Kiedyś kibicowałem kadrze U-21. Teraz jakby ta moja temperatura opadła.Może też dlatego że Michniewicz się "sprostytuował" biorąc robotę w Legii, na dodatek "wyciągnął" z Lecha Małeckiego. Zatem Czesława Michniewicza JUŻ nie popieram. Sam sobie narobił problemów i po co mu to było? W Warszawie nieakceptowany i w Poznaniu ostro podpadł. Oglądałem więc mecz bez emocji. A jak zobaczyłem jak Puchacz zawala bramę to już zupełnie "opadły mi witki".
Z tego jego kiksu Serbowie zdobyli bramę na 1-0 i... takim wynikiem wygrali. A Puchacz? Rozegrał przeciętny mecz. Niewiele było tych jego szarpnięć i ustawieni "na niego" Serbowie łatwo go zatrzymywali.
Kamiński? Był jednym z najjaśniejszych punktów tej drużyny. Przede wszystkim przytomnie i celnie podawał. No ale nie jest JESZCZE graczem który sam wygra mecz... może kiedyś.... :-)
Miałem takie wrażenie, że obaj czuli się niewygodnie, coś im nie pasowało. Był jakiś dysonans.
Był jeszcze i Gumny. Piszę o nim bo "kiedyś grał w Lechu". Niewiele lepiej się prezentował niż w ostatnim meczu w Lechu czyli.... ogrywali go Serbowie, krył na radar. "Grał swoje" czyli to co widzieliśmy w jego ostatnich meczach w Lechu. Jest daleki od dobrej dyspozycji.
Tomczyk biegał z przodu , ale wyrośnięci Serbowie radzili sobie z nim bez problemu. I Tomczyk nie dograł meczu jak i Kamyk.

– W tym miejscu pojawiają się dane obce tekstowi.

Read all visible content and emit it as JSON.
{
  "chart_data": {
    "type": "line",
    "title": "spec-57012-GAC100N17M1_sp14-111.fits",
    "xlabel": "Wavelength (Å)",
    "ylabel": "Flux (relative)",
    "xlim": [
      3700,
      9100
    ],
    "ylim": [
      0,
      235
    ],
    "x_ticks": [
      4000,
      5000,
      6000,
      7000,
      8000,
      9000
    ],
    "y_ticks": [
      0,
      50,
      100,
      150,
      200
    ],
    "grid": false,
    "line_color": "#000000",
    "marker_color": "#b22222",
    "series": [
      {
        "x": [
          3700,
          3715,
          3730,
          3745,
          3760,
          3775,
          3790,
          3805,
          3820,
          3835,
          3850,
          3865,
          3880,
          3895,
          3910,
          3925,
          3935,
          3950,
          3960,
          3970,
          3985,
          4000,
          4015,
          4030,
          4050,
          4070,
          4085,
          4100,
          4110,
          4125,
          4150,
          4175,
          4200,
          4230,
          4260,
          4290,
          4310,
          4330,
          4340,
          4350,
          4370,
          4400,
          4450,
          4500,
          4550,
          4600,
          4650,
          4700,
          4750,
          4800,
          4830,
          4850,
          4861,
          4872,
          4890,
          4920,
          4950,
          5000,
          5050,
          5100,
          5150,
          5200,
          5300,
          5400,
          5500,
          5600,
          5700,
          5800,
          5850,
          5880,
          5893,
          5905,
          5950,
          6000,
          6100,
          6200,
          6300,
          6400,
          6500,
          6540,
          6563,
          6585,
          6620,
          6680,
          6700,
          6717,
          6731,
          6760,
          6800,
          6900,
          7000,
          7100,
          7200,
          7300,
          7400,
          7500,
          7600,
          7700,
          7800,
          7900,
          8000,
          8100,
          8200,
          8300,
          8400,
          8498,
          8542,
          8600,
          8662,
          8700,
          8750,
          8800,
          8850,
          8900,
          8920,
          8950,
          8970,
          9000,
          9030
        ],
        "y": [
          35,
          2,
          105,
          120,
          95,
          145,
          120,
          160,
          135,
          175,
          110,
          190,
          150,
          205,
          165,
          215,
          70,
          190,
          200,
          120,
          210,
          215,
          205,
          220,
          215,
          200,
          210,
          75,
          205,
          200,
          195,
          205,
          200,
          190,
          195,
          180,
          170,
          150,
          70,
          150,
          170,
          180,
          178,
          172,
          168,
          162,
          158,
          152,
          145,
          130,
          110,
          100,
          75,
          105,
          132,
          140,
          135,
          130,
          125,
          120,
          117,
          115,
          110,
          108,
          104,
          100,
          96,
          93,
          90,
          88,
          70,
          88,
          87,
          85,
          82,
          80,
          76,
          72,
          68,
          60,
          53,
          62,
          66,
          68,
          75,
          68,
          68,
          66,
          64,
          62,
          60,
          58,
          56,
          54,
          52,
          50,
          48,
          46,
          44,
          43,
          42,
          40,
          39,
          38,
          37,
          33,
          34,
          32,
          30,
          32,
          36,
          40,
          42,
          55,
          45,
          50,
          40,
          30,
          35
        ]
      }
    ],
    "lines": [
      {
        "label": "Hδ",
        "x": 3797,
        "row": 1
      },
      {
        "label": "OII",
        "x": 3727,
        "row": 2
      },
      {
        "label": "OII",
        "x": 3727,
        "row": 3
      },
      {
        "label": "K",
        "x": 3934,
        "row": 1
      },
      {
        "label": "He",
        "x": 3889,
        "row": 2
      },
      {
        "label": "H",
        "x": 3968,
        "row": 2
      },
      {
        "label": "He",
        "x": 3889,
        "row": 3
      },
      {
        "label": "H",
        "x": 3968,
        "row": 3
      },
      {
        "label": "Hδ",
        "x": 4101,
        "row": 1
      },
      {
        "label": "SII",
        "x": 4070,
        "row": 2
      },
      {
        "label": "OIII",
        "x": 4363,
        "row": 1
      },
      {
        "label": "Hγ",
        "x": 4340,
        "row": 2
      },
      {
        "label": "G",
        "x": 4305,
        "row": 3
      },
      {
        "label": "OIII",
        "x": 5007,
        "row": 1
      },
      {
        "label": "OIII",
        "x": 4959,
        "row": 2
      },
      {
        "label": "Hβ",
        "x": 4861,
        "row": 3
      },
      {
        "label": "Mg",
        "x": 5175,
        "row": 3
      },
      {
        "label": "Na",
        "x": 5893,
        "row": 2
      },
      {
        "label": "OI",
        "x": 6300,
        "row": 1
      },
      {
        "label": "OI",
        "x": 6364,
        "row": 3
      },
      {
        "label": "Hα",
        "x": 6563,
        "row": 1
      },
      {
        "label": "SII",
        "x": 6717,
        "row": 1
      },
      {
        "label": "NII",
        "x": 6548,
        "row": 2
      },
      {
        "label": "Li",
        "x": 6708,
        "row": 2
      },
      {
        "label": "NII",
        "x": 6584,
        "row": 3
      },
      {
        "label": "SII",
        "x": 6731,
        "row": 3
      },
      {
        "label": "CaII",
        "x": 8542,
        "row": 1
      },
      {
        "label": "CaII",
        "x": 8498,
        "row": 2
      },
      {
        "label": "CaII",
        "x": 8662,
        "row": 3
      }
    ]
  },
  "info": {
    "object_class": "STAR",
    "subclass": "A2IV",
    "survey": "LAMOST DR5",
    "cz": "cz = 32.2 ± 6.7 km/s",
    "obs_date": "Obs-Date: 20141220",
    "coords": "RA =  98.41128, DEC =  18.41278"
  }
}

Trudno ich oceniać ,bo mam wymagania spore co do nich. Generalnie CAŁA polska drużyna grała "ligowo". Serbowie byli lepsi, no może nie miażdżyli, ale lepiej "czuli się z piłką przy nodze". A Michniewicz "rozdarty" między "najsławniejszym klubem" i reprezentacją ma szansę oblać co się da oblać. Teraz Bułgarzy wygrają z nami w Polsce i... dziękujemy Panu.
Na dobranoc piękna sprawa. Legła przegrywa po raz 7 mecz o Superpuchar... Cracovia po 0-0 w normalnym czasie wygrała w karnych 5-4 ( karnego nie strzelił Wszołek). Mecz monotonny, piłkarze "wymuszali faule" "dawali się sfaulować" i okazji bramkowych niewiele. Czyli mielonka 3 gatunku.
Gadanie komentatorów bawiło do łez, bo przecież MUSIELI COŚ NAWIJAĆ! A to tak jakby im kazano przez 90 minut opisywać jak wygląda murawa boiska.No i przecież.... nie grał Karbownik więc "nie było tematu".
No i ten "Super-Puchar Pasztetowej"... ha ha ha ha ha. W 30-tej europejskiej lidze! Co za emocje! W karnych - w końcu padło aż 9 bramek ! Ha ha ha ha ha.